Mercurial > hg > autoencoder-specgram
view README.md @ 1:04f1e3463466 tip master
Implement maxpooling and unpooling aspect
author | Dan Stowell <danstowell@users.sourceforge.net> |
---|---|
date | Wed, 13 Jan 2016 09:56:16 +0000 |
parents | 73317239d6d1 |
children |
line wrap: on
line source
Spectrogram auto-encoder (c) Dan Stowell 2016. A simple example of an autoencoder set up for spectrograms, with two convolutional layers - thought of as one "encoding" layer and one "decoding" layer. It's meant to be a fairly minimal example of doing this in Theano, using the Lasagne framework to make things easier. By default it simply makes a training set from different chunks of the same single spectrogram (from the supplied wave file). This is not a good training set! Notable (potentially unusual) things about this implementation: * Data is not pre-whitened, instead we use a custom layer (NormalisationLayer) to normalise the mean-and-variance of the data for us.
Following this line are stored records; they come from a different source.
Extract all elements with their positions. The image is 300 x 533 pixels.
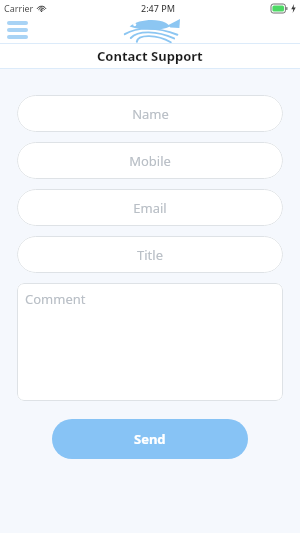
button[interactable]: Title [17,236,283,273]
staticText: 2:47 PM [141,2,175,14]
staticText: Carrier [4,2,34,14]
button[interactable]: Send [52,419,248,459]
staticText: Name [132,105,169,123]
staticText: Mobile [129,152,171,170]
button[interactable]: Email [17,189,283,226]
staticText: Comment [25,290,86,308]
button[interactable]: Name [17,95,283,132]
staticText: Email [133,199,167,217]
staticText: Send [134,430,166,448]
button[interactable]: Mobile [17,142,283,179]
staticText: Title [137,246,163,264]
button[interactable]: Comment [17,283,283,401]
staticText: Contact Support [97,47,203,65]
button[interactable]: Menu [0,16,34,43]
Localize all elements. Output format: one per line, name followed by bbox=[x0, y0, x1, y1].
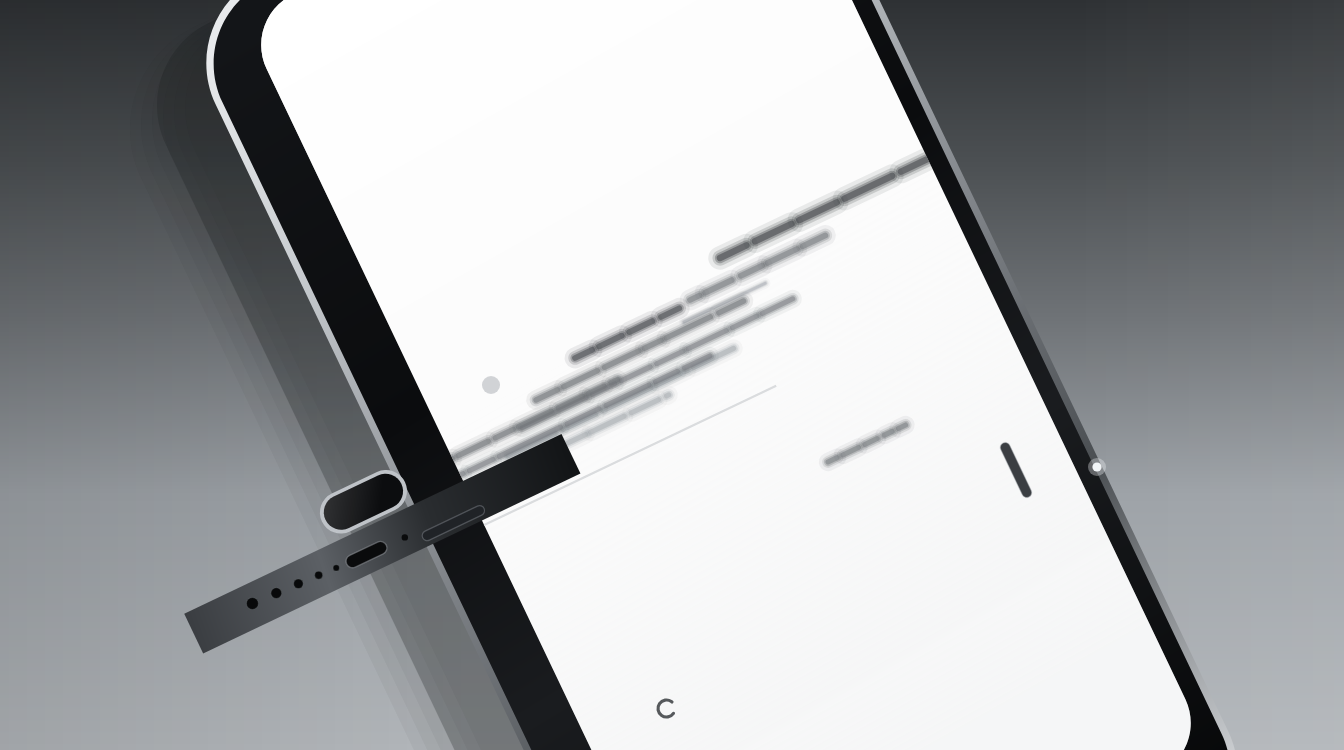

This is because I want the spectrogram to be normalised when it is input but not normalised when it is output. * It's a convolutional net but only along the time axis; along the frequency axis it's fully-connected. * There's no maxpooling/downsampling. SYSTEM REQUIREMENTS =================== * Python * Theano (NOTE: please check the Lasagne page for preferred Theano version) * Lasagne https://github.com/Lasagne/Lasagne * Matplotlib * scikits.audiolab Tested on Ubuntu 14.04 with Python 2.7. USAGE ===== python autoencoder-specgram.py It creates a "pdf" folder and puts plots in there (multi-page PDFs) as it goes along. There's a "progress" pdf which gets repeatedly overwritten - you should see the output quality gradually getting better. Look in userconfig.py for configuration options.